Palabras clave: Fracaso escolar, Subjetividad, Alfabetización.
Dundee-Escócia, 1992. Retorno para o término de meu doutorado com meus dois filhos. Entre as primeiras providências, a escola era fundamental. Meu filho tinha cinco anos e minha filha, nove. No bairro onde escolhemos para morar, ficava "Blackness School", escola que se destacava por receber crianças de treze nacionalidades diferentes. Ali conviviam diariamente crianças com valores, idiomas, tipos de alimentação, características físicas e psicológicas diversas. Para alguns, um local impróprio pela tamanha diversidade; para outros, um rico atelier para a criatividade e o desenvolvimento de subjetividades e gerações mais humanas e éticas. Não era meu campo de pesquisa, mas eu mal podia resistir à riqueza de sentidos de vida que se produziam entre tantas vozes e rostinhos luminosos.
Além da participação efetiva dos pais nos conselhos, havia a participação do psicólogo escolar, obrigatória na comissão de avaliação distrital. Os projetos de integração cultural e a forma como a escola lidava com a inclusão de crianças com necessidades especiais eram característicos daquele espaço. Havia cuidado para com elas, com as famílias, com as necessidades que as diferenças geravam, e disponibilidade dos profissionais para aprender com as diferenças.
A escola ficava localizada em uma rua movimentada, via de acesso para o centro da cidade. O policial que auxiliava na travessia das crianças era um senhor simpático, paciente e doce e as conhecia todas, pelo nome. Desarmado, usava apenas um sinalizador luminoso para chamar a atenção dos veículos, principalmente em dias escuros de inverno.
Meu filho era sempre o primeiro a levantar nos dias de aula. Ir para a escola tinha um sentido amplo e, além da responsabilidade, a companhia dos colegas era fundamental.
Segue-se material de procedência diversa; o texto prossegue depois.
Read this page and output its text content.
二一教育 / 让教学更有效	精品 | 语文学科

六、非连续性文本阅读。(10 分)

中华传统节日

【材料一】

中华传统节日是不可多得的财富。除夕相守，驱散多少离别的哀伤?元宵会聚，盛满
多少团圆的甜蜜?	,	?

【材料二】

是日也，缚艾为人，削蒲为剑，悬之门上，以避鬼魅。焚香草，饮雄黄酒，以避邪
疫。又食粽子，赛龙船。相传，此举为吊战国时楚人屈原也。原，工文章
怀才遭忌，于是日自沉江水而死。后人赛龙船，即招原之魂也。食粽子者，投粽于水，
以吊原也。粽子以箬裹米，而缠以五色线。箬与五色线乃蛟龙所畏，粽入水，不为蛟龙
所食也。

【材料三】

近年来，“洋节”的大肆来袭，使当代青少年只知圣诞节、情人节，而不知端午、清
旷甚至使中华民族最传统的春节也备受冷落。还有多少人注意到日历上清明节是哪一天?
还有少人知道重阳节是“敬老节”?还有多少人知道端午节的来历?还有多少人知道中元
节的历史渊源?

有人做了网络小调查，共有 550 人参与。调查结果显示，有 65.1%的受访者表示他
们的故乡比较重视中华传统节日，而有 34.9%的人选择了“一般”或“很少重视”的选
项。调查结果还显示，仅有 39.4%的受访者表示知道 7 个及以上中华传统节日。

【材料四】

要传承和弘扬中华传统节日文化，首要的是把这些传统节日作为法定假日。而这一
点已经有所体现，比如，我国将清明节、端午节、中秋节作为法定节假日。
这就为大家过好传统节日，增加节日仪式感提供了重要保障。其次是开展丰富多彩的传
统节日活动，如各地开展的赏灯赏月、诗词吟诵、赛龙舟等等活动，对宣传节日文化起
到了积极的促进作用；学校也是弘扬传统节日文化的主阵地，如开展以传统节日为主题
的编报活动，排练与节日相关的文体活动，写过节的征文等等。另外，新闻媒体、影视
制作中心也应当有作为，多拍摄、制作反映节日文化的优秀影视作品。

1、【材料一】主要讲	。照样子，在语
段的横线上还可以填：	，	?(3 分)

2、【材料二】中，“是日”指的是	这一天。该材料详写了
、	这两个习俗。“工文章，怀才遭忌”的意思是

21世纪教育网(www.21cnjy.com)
A escola parecia um local privilegiado para aprender muitas coisas, além dos conteúdos específicos e os professores acompanhavam as turmas em todo o ciclo.
Eu procurava aprender lições de inclusão com a professora de minha filha. Sua sala tinha uma organização peculiar. As mesinhas com quatro cadeiras eram arrumadas ao redor do espaço onde se realizavam as atividades escolares, com grupos de crianças selecionadas por afinidades para trabalharem juntas, crianças de nacionalidades diferentes, sendo que uma delas era britânica, para garantir a comunicação e o aprendizado da língua inglesa. Uma amiguinha brasileira de minha filha sentava-se em outro grupo de crianças e elas se encontravam no recreio para falar português. Em sala, minha filha sentava-se ao lado de duas coleguinhas muçulmanas e de Edward, um menino escocês que apresentava necessidades especiais. Embora a orientação que minha filha recebesse da professora fosse de não realizar as tarefas por ele, outros tipos de suporte eram dados ao menino, que nunca dispensava sua companhia. Havia um profissional responsável por acompanhá-lo nas tarefas mais difíceis, mas ele ficava à vontade para conversar com minha filha, ensinando-lhe inglês e instigando sua curiosidade para a forma de aprendizado que apresentava para o cuidado e respeito a pessoas como ele, de tal forma que, em casa, Edward era sempre citado à mesa.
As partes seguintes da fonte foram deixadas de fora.